Prof. Dr. Fatih Gültekin, Ramazan ayında bir günün nasıl geçirilmesi gerektiğini anlattı. Gültekin, Ramazan’da beslenme konusunda alışkanlıkların üstesinden gelmek için sadece kişinin değil tüm çevresinin gayret göstermesi gerektiğini söyledi.
Ramazan ayında ilk kez oruç tutacaklara ayrı, yaşlılara ayrı, gençlere ayrı, hastalara ayrı öneriler yapılabileceğini aktaran Gültekin, "İşin sağlık yönü, uygun beslenme yönü hep konuşulur. Konuşulmalı da. Ancak öncelikli olan orucun ruhunu kavramak ve amacından sapmamaktır. Öncelikle bilinmelidir ki oruç bir ibadettir, sabahtan akşama kadar aç kalmak demek olmadığı gibi bir diyet programı da değildir. Benlik ve irade eğitimimize katkı sağlayacak önemli bir ibadettir. Arzularımızla mücadele etmenin pratik bir uygulamasıdır. İrade eğitimimiz açısından oruç ibadeti ile yeme alışkanlıklarımızın düzenlenmesi benzerlikler gösterir. Oldukça zor olan bu mücadelenin üstesinden gelebilmek için hep birlikte el ele vererek gayret etmek gereklidir. Nasıl mı? Sofraları abartma, israfı önle" dedi.
Akşama kadar sabretmenin güzel olduğunu belirten Gültekin, "Ancak iftarda sınırları zorlayacak şekilde fazla yiyip içmek ve israf derecesinde sofraları donatma konusunda dikkatli olunmalıdır. Orucun ibadet niyetiyle tutulduğu gözden kaçırılmamalı, sofralar da ibadet bilinci ile hazırlanmalı, yiyeceğimiz miktarlar da aynı niyetle orucun ruhuna uygun sınırlandırılmalıdır.
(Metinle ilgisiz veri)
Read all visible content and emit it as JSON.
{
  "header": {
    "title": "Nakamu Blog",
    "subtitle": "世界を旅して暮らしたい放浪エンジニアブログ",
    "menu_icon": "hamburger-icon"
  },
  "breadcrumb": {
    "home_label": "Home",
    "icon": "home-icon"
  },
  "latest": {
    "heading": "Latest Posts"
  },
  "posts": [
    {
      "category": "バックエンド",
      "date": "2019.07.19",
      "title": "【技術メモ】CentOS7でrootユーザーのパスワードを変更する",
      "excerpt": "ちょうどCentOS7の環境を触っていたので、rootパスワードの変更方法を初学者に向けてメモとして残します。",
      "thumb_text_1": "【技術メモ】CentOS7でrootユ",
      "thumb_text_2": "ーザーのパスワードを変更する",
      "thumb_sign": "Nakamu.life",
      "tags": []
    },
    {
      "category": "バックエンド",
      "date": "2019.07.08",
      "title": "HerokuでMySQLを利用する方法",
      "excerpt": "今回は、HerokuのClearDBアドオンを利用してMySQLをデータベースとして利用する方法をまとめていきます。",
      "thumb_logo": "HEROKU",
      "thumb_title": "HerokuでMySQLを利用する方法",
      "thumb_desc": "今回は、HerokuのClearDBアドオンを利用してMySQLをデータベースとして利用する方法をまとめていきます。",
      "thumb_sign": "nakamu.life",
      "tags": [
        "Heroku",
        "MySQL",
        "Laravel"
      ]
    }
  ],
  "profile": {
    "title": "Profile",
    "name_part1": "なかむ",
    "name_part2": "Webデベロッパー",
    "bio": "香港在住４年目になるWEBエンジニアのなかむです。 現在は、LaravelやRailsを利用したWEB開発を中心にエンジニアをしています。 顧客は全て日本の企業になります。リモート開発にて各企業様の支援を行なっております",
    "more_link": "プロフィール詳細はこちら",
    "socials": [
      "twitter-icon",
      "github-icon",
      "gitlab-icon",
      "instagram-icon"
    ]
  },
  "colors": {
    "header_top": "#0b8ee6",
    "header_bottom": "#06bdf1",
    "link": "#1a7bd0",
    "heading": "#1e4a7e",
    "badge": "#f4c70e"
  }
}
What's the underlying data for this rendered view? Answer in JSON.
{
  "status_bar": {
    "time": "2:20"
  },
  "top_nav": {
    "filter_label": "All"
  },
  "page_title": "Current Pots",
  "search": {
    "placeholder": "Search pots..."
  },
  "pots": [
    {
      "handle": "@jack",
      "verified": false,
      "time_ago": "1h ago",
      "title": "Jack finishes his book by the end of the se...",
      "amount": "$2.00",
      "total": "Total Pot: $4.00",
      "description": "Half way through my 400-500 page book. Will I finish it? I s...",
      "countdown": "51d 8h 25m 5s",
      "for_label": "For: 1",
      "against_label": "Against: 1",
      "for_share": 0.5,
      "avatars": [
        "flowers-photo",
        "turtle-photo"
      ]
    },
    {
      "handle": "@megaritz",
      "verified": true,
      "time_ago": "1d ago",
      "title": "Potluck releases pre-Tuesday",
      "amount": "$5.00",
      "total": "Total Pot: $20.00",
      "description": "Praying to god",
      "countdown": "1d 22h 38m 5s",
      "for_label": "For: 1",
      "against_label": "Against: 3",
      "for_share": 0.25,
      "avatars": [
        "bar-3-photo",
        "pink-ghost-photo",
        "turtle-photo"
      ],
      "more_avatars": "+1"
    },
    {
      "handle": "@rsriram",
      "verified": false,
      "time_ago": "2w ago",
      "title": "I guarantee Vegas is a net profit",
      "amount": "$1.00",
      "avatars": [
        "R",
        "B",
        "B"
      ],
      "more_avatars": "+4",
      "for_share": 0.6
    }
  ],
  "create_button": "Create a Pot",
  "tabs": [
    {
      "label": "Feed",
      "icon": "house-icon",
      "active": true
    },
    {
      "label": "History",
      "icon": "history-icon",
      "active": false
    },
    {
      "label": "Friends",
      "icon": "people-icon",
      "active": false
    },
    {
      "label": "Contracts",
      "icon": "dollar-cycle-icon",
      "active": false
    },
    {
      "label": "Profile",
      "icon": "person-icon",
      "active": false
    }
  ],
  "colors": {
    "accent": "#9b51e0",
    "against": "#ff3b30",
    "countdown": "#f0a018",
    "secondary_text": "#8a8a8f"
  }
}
Bir kere bu ayda kilo alınmamalı, az da olsa verilmelidir. Eğer kilo vermediyseniz, bir de aldıysanız bu ayın ruhuna uygun beslenmediğinizi düşünebilirsiniz" şeklinde konuştu.
"Ev sahipleri abartılı ikramlardan kaçının"
Ramazan sofraları ile ilgili alışkanlıkların üstesinden gelmenin sanıldığı gibi kolay olmadığını dile getiren Gültekin, "Tüm çevremizle niyet etmeli ve gayret göstermeliyiz. Ev halkı ve misafirler bu gayrette birbirlerine destek olmalıdırlar. Ev sahipleri abartılı bir ikram hazırlamamalı, misafirler ise abartılı bir ikram beklentisinde olmamalıdır. Yemeklerden sonra sofraya dönüp baktığımız zaman hazırladıklarımızın pek azını tüketebildiğimizi görürüz. O halde baştan sofralar daha ölçülü donatılmalıdır. Abartısız olmak aynı zamanda misafir almayı ve misafir olmayı da kolaylaştıracaktır. İsraf konusunda özellikle duyarlı olunmalıdır. Ramazanı muhteşem sofralarla hatırlamak yerine iç dünyamızda ve moral değerlerimizde yaptığı değişikliklerle hatırlamak gerekir. Bir pirinç tanesine bile ihtiyacı olanların varlığı akıldan çıkarılmamalıdır. Özetle, iftar sofraları abartısız olmalı, yemekler ölçülü yenmeli ve israf konusunda azami titizlik gösterilmelidir."
"Oruç usulüne uygun tutulursa bedene sıhhat verir"
Orucun sağlıkla yakından ilişkili olduğunu kaydeden Gültekin, "Usulüne uygun tutulduğu zaman bedene sıhhat verir. Bu sebeple sağlık ararken sağlığımızı kaybetmemek adına birkaç hatırlatma yapmak istiyoruz. İftarı soğuk olmayan suyla aç ve bol su iç. 10-15 dakika katı bir şey yeme, bekle. Sonra yemeğe başla. İftar-sahur arasında bol su iç. Gündüz susuz kalan vücudunu suya doyur. İftarda ne istersen ye, ancak çok yeme. İftarda tatlıyı abartma. Meşrubat, tatlı veya meyveden sadece birini tüket. Tatlı meşrubatlar yerine sade maden suyunu tercih et. İftarda sucuk ve pastırma yerine hurma, kuruyemiş ve meyve kuruları gibi doğal gıdaları tercih et. Arzularına gem vurmaya alışmak için oruç tut" şeklinde konuştu.